Legal Role Models

Having been very impressed by Fierce Kingdom, I was eager to try another Gin Phillips novel. This one is not quite as thrilling and suspenseful, but the voice is similar, and similarly engaging. 

The novel focuses on the relationship between Lucia and Rachel, the former a celebrated female lawyer (this was in 1979, when there were relatively few female lawyers or women in law), and the latter a 14 year old girl, whose mother had approached Lucia for representation in a divorce case, but changed her mind. Rachel however, having accidentally met Lucia when her mother had her wait outside Lucia’s office to be picked up, seems to have attached herself (physically and emotionally) to Lucia who represents for her all that she had never known before, but aspires towards. 

Rachel comes from a very conventional kind of family, where gender roles are rigidly proscribed.

My grandmother and aunt followed these rules as well [as Rachel’s mother]. There were others. You never called a boy […] a woman alone was not safe in a liquor store […] You should never swim in the ocean […] never leave your car without checking twice that you locked it. Never sleep on your face because you’ll get wrinkles. Never wear your bathing suit into the front yard to get the mail […] Never go to Kmart in cutoff shorts […] Never stand at the bar in a restaurant […]

p53

Rachel has been coached into these rules, because

Women in my family were afraid of everything

(ibid)

It is little wonder Rachel ends up hero-worshipping Lucia, because

Lucia wasn’t afraid of anything

(ibid)

Lucia, whom a news article called “the pretty little blonde” as the first woman to be appointed a deputy district attorney in Alabama, the first woman to substitute on the bench of the Montgomery County Criminal Court, only one of two women in her class at Cumberland Law School. Lucia lives with her husband Evan, who is a perfect counterfoil to her feisty nature, and her rather moronic but well loved dog, moxie. In the novel, we see Lucia taking on just about anyone, without hesitation, from the neighbour who stole her dog, to the community service officer for pairing Rachel off with a convicted child rapist to do 16 hours of community service for speeding. Nothing seems to daunt or deter Lucia, who seems to know her rights, how to get them, and what is the most effective way of getting things done.  
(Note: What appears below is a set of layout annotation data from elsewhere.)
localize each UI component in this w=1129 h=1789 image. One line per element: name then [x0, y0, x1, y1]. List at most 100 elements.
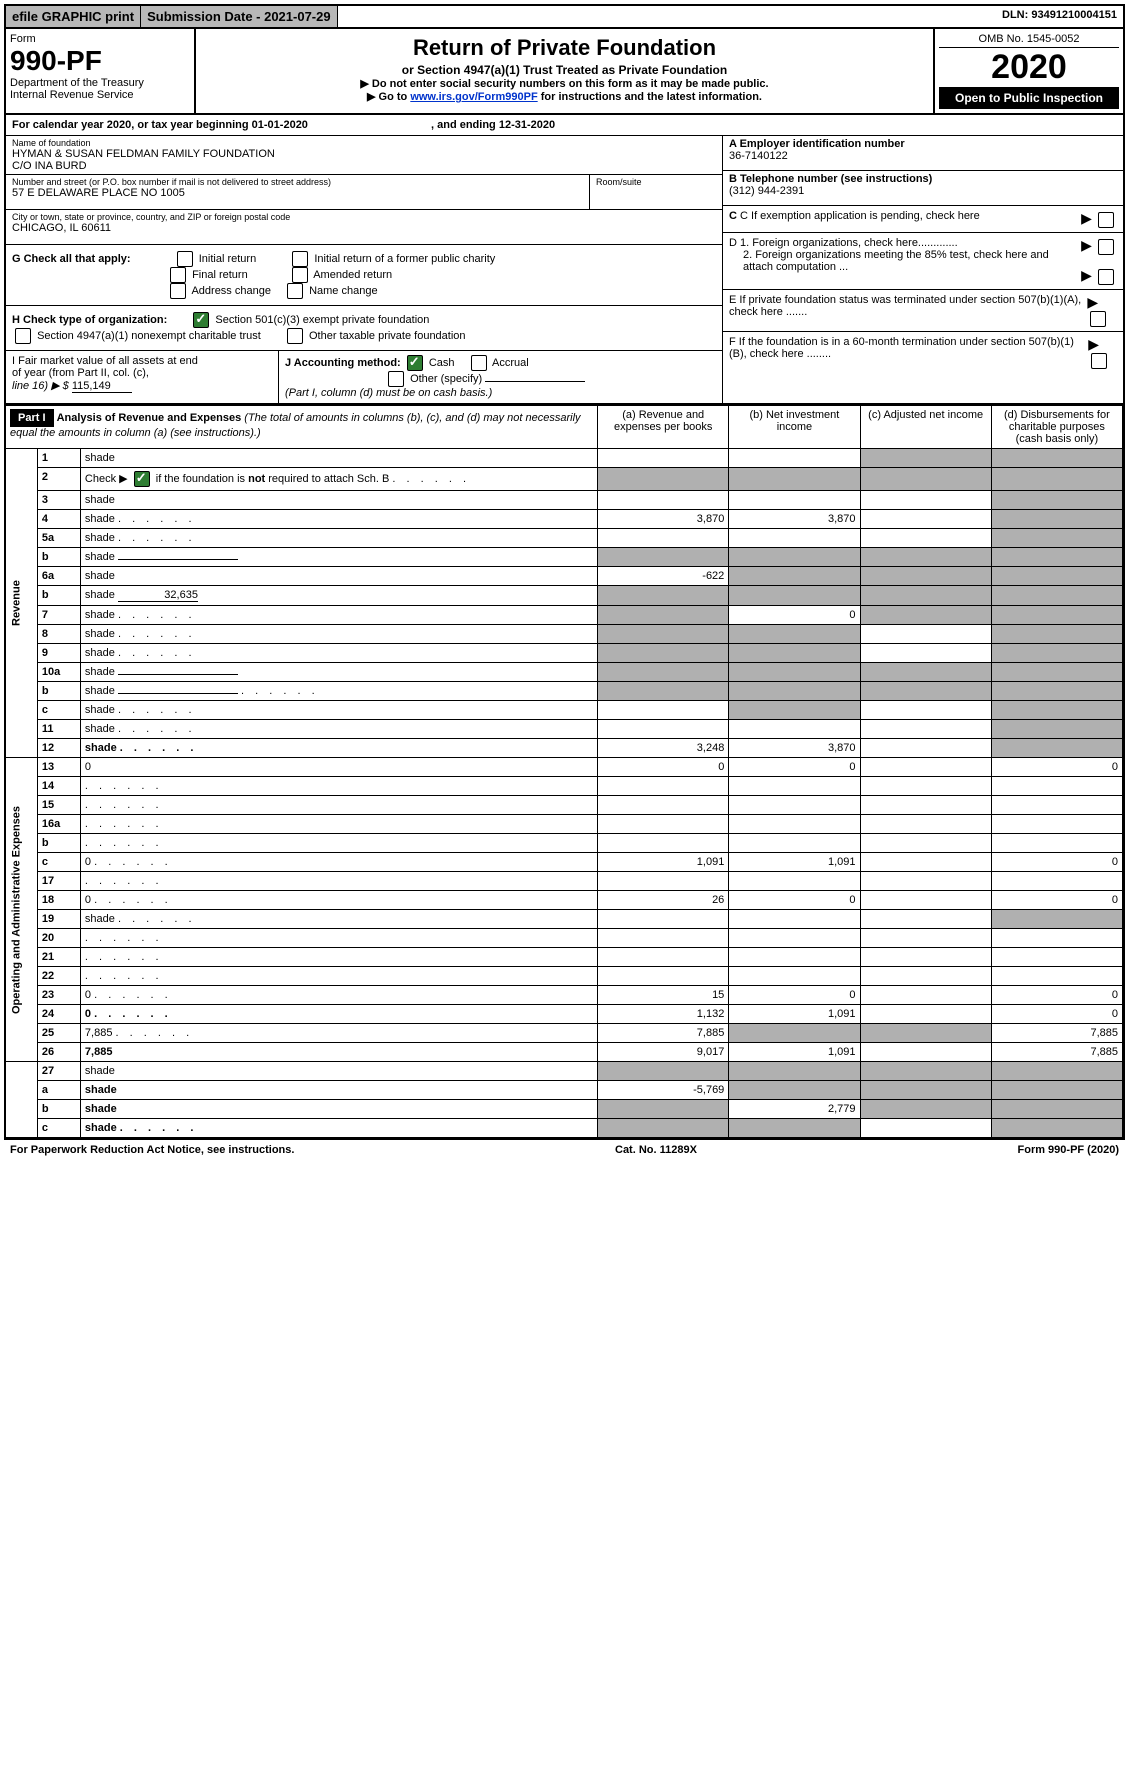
table-row: 19shade . . . . . . — [6, 910, 1123, 929]
section-i-line3: line 16) ▶ $ 115,149 — [12, 379, 272, 393]
table-row: 230 . . . . . .1500 — [6, 986, 1123, 1005]
irs-link[interactable]: www.irs.gov/Form990PF — [410, 91, 537, 103]
top-bar: efile GRAPHIC print Submission Date - 20… — [6, 6, 1123, 29]
address-change-checkbox[interactable] — [170, 283, 186, 299]
initial-former-checkbox[interactable] — [292, 251, 308, 267]
table-row: 4shade . . . . . .3,8703,870 — [6, 510, 1123, 529]
addr-label: Number and street (or P.O. box number if… — [12, 177, 583, 187]
room-label: Room/suite — [596, 177, 716, 187]
table-row: 240 . . . . . .1,1321,0910 — [6, 1005, 1123, 1024]
submission-date: Submission Date - 2021-07-29 — [141, 6, 338, 27]
table-row: 20 . . . . . . — [6, 929, 1123, 948]
name-change-checkbox[interactable] — [287, 283, 303, 299]
efile-print-button[interactable]: efile GRAPHIC print — [6, 6, 141, 27]
table-row: 3shade — [6, 491, 1123, 510]
phone-label: B Telephone number (see instructions) — [729, 173, 932, 185]
table-row: 7shade . . . . . .0 — [6, 606, 1123, 625]
accrual-checkbox[interactable] — [471, 355, 487, 371]
501c3-checkbox[interactable] — [193, 312, 209, 328]
amended-checkbox[interactable] — [292, 267, 308, 283]
other-method-checkbox[interactable] — [388, 371, 404, 387]
table-row: 180 . . . . . .2600 — [6, 891, 1123, 910]
table-row: 16a . . . . . . — [6, 815, 1123, 834]
form-title: Return of Private Foundation — [200, 35, 929, 61]
street-address: 57 E DELAWARE PLACE NO 1005 — [12, 187, 583, 199]
phone-value: (312) 944-2391 — [729, 185, 804, 197]
table-row: 10ashade — [6, 663, 1123, 682]
form-subtitle: or Section 4947(a)(1) Trust Treated as P… — [200, 63, 929, 77]
exemption-checkbox[interactable] — [1098, 212, 1114, 228]
section-d1: D 1. Foreign organizations, check here..… — [729, 237, 1081, 249]
table-row: cshade . . . . . . — [6, 1119, 1123, 1138]
table-row: 22 . . . . . . — [6, 967, 1123, 986]
section-i-line2: of year (from Part II, col. (c), — [12, 367, 272, 379]
table-row: 11shade . . . . . . — [6, 720, 1123, 739]
table-row: bshade . . . . . . — [6, 682, 1123, 701]
table-row: 8shade . . . . . . — [6, 625, 1123, 644]
name-label: Name of foundation — [12, 138, 716, 148]
final-return-checkbox[interactable] — [170, 267, 186, 283]
form-header: Form 990-PF Department of the Treasury I… — [6, 29, 1123, 115]
table-row: 14 . . . . . . — [6, 777, 1123, 796]
table-row: 21 . . . . . . — [6, 948, 1123, 967]
city-label: City or town, state or province, country… — [12, 212, 716, 222]
60month-checkbox[interactable] — [1091, 353, 1107, 369]
page-footer: For Paperwork Reduction Act Notice, see … — [4, 1140, 1125, 1160]
instruction-2: ▶ Go to www.irs.gov/Form990PF for instru… — [200, 90, 929, 103]
table-row: Revenue1shade — [6, 449, 1123, 468]
open-public-badge: Open to Public Inspection — [939, 87, 1119, 109]
table-row: 5ashade . . . . . . — [6, 529, 1123, 548]
foundation-co: C/O INA BURD — [12, 160, 716, 172]
table-row: 2Check ▶ if the foundation is not requir… — [6, 468, 1123, 491]
cash-checkbox[interactable] — [407, 355, 423, 371]
section-i-line1: I Fair market value of all assets at end — [12, 355, 272, 367]
table-row: b . . . . . . — [6, 834, 1123, 853]
form-number: 990-PF — [10, 45, 190, 77]
table-row: bshade2,779 — [6, 1100, 1123, 1119]
dln: DLN: 93491210004151 — [996, 6, 1123, 27]
section-g: G Check all that apply: Initial return I… — [6, 245, 722, 306]
info-grid: Name of foundation HYMAN & SUSAN FELDMAN… — [6, 136, 1123, 405]
part1-table: Part I Analysis of Revenue and Expenses … — [6, 405, 1123, 1138]
initial-return-checkbox[interactable] — [177, 251, 193, 267]
fmv-value: 115,149 — [72, 380, 132, 393]
paperwork-notice: For Paperwork Reduction Act Notice, see … — [10, 1144, 294, 1156]
form-ref: Form 990-PF (2020) — [1018, 1144, 1119, 1156]
tax-year: 2020 — [939, 48, 1119, 87]
4947-checkbox[interactable] — [15, 328, 31, 344]
cash-basis-note: (Part I, column (d) must be on cash basi… — [285, 387, 492, 399]
foreign-85-checkbox[interactable] — [1098, 269, 1114, 285]
table-row: c0 . . . . . .1,0911,0910 — [6, 853, 1123, 872]
dept-treasury: Department of the Treasury — [10, 77, 190, 89]
table-row: cshade . . . . . . — [6, 701, 1123, 720]
ein-value: 36-7140122 — [729, 150, 788, 162]
section-c: C C If exemption application is pending,… — [729, 210, 980, 222]
table-row: bshade 32,635 — [6, 586, 1123, 606]
table-row: 17 . . . . . . — [6, 872, 1123, 891]
table-row: Operating and Administrative Expenses130… — [6, 758, 1123, 777]
city-value: CHICAGO, IL 60611 — [12, 222, 716, 234]
ein-label: A Employer identification number — [729, 138, 905, 150]
terminated-checkbox[interactable] — [1090, 311, 1106, 327]
table-row: 267,8859,0171,0917,885 — [6, 1043, 1123, 1062]
form-label: Form — [10, 33, 190, 45]
table-row: ashade-5,769 — [6, 1081, 1123, 1100]
cat-no: Cat. No. 11289X — [615, 1144, 697, 1156]
table-row: 12shade . . . . . .3,2483,870 — [6, 739, 1123, 758]
foreign-org-checkbox[interactable] — [1098, 239, 1114, 255]
table-row: bshade — [6, 548, 1123, 567]
table-row: 27shade — [6, 1062, 1123, 1081]
table-row: 15 . . . . . . — [6, 796, 1123, 815]
section-f: F If the foundation is in a 60-month ter… — [729, 336, 1088, 360]
table-row: 6ashade-622 — [6, 567, 1123, 586]
table-row: 9shade . . . . . . — [6, 644, 1123, 663]
instruction-1: ▶ Do not enter social security numbers o… — [200, 77, 929, 90]
part1-label: Part I — [10, 409, 54, 427]
section-e: E If private foundation status was termi… — [729, 294, 1087, 318]
omb-number: OMB No. 1545-0052 — [939, 33, 1119, 48]
other-taxable-checkbox[interactable] — [287, 328, 303, 344]
part1-title: Analysis of Revenue and Expenses — [57, 412, 242, 424]
irs-label: Internal Revenue Service — [10, 89, 190, 101]
calendar-year-row: For calendar year 2020, or tax year begi… — [6, 115, 1123, 136]
foundation-name: HYMAN & SUSAN FELDMAN FAMILY FOUNDATION — [12, 148, 716, 160]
However, given the nature of her job, and her unapologetic nature, Lucia naturally becomes the target for a lot of hate crime, and when someone tries to shoot her in her house, Rachel’s mother decides it is too dangerous for her daughter to associate with Lucia, and bans their contact. Both Lucia and Rachel are deeply unhappy about this, but life goes on. The novel alternates between hearing from Rachel and hearing from Lucia. There is some suspense in the sense that Lucia is constantly targeted (right at the start of her novel, her car is attacked), and the perpetrators are largely unknown, but that really is not the point of the novel. The heart of the novel lies in the building relationship between a teenager who finds a role model, and a high-flying lawyer who somehow is intrigued by the teenager’s character and curiosity, and grows attached to her. 

This novel is nowhere near as gripping as Fierce Kingdom, nor as tightly structured. But it was a pleasant read just the same, the kind that shows rather than tells. The voice of Rachel is fairly convincing as that of a teenaged girl who is trying to figure life out, trying to figure herself out, who oscillates between confidence and fear, between knowledge and ignorance. Somehow though, it is a book which has been set up well and could have done so much more, gone in so many interesting directions, but never quite does.